MLP for Classification
- Output neurons use softmax for activation to ensure estimated probabilities are between 0 and 1 & add up to 1.
Cross Entropy
- Measures the difference between predicted and actual probability distributions. Used as a loss function to penalize model predictions that deviate significantly from the true distribution
- In multiclass classification, it penalizes the model when it estimates a low probability for the target class.
Learning Rate
- Controls the step size that the model uses in updating parameters (weights).
- Higher learning rate can lead to faster convergence but might miss optimal values
- Lower learning rate leads to a better chance of reaching the minimum loss function but requires more epochs
Optimizer
- Gradient descent, stochastic gradient descent, SGD with momentum, AdaGrad, RMSprop, and Adam are some available options for updating network weights/parameters
Adam Optimizer
- Combines Adagrad and RMSprop in a straightforward implementation, low memory usage, faster running time, and requires less tuning.
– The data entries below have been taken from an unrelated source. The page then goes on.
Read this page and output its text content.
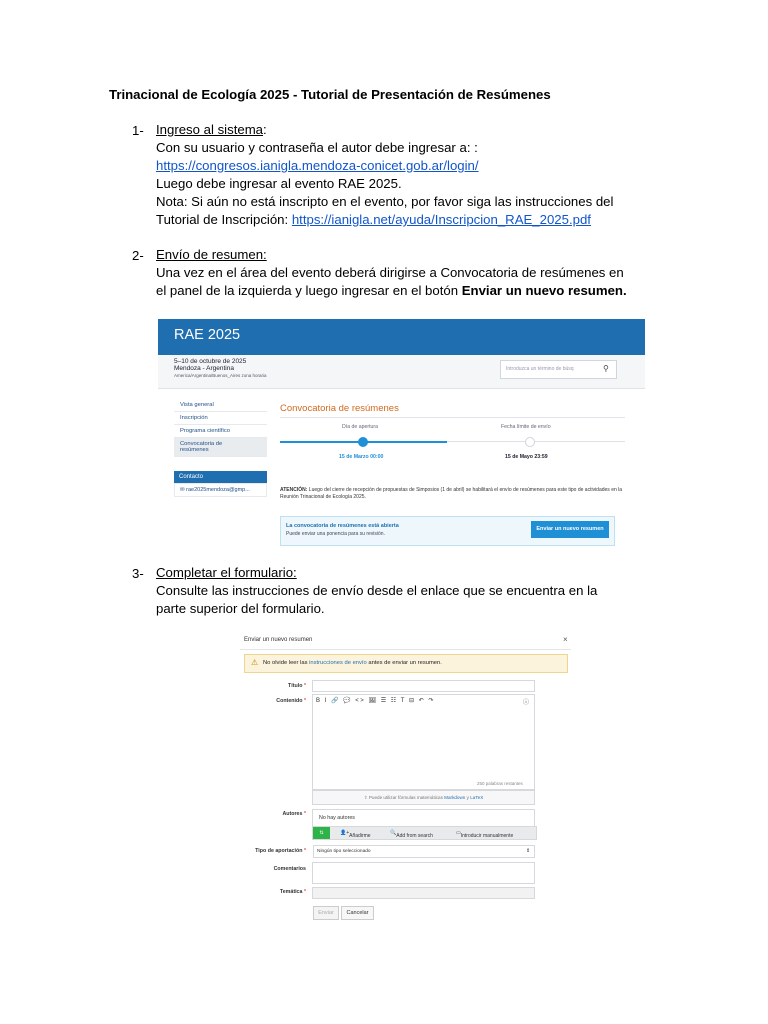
Trinacional de Ecología 2025 - Tutorial de Presentación de Resúmenes
1- Ingreso al sistema:
Con su usuario y contraseña el autor debe ingresar a: :
https://congresos.ianigla.mendoza-conicet.gob.ar/login/
Luego debe ingresar al evento RAE 2025.
Nota: Si aún no está inscripto en el evento, por favor siga las instrucciones del
Tutorial de Inscripción: https://ianigla.net/ayuda/Inscripcion_RAE_2025.pdf
2- Envío de resumen:
Una vez en el área del evento deberá dirigirse a Convocatoria de resúmenes en
el panel de la izquierda y luego ingresar en el botón Enviar un nuevo resumen.
RAE 2025
5–10 de octubre de 2025
Mendoza - Argentina
America/Argentina/Buenos_Aires zona horaria
Introduzca un término de búsq	⚲
Vista general
Inscripción
Programa científico
Convocatoria de
resúmenes
Contacto
✉ rae2025mendoza@gmp...
Convocatoria de resúmenes
Día de apertura	Fecha límite de envío
15 de Marzo 00:00	15 de Mayo 23:59
ATENCIÓN: Luego del cierre de recepción de propuestas de Simposios (1 de abril) se habilitará el envío de resúmenes para este tipo de actividades en la Reunión Trinacional de Ecología 2025.
La convocatoria de resúmenes está abierta
Puede enviar una ponencia para su revisión.
Enviar un nuevo resumen
3- Completar el formulario:
Consulte las instrucciones de envío desde el enlace que se encuentra en la
parte superior del formulario.
Enviar un nuevo resumen	×
⚠ No olvide leer las instrucciones de envío antes de enviar un resumen.
Título *
Contenido * B I 🔗 💬 <> 🖼 ☰ ☷ T ⊟ ↶ ↷	ⓘ
250 palabras restantes
⇧ Puede utilizar fórmulas matemáticas Markdown y LaTeX
Autores *
No hay autores
⇅	👤+ Añadirme	🔍 Add from search	▭ Introducir manualmente
Tipo de aportación * Ningún tipo seleccionado	⇕
Comentarios
Temática *
Enviar	Cancelar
Summary of Neural Networks Learning
- Overview of ANN, MLP (many layers), backpropagation, and activation function.
- Focus on different activation functions such as step, sigmoid, tanh and ReLU.
- Training MLPs using backpropagation involving forward and backward pass.
- Use of activation functions to add nonlinearities.
Feature Selection and PCA
- PCA is a method for dimension reduction.
- It seeks to maximise the variance and minimize errors using eigenvalues, eigenvectors, Singular Value Decomposition (SVD)
Dimension Reduction
- It reduces the number of variables while retaining the data variance.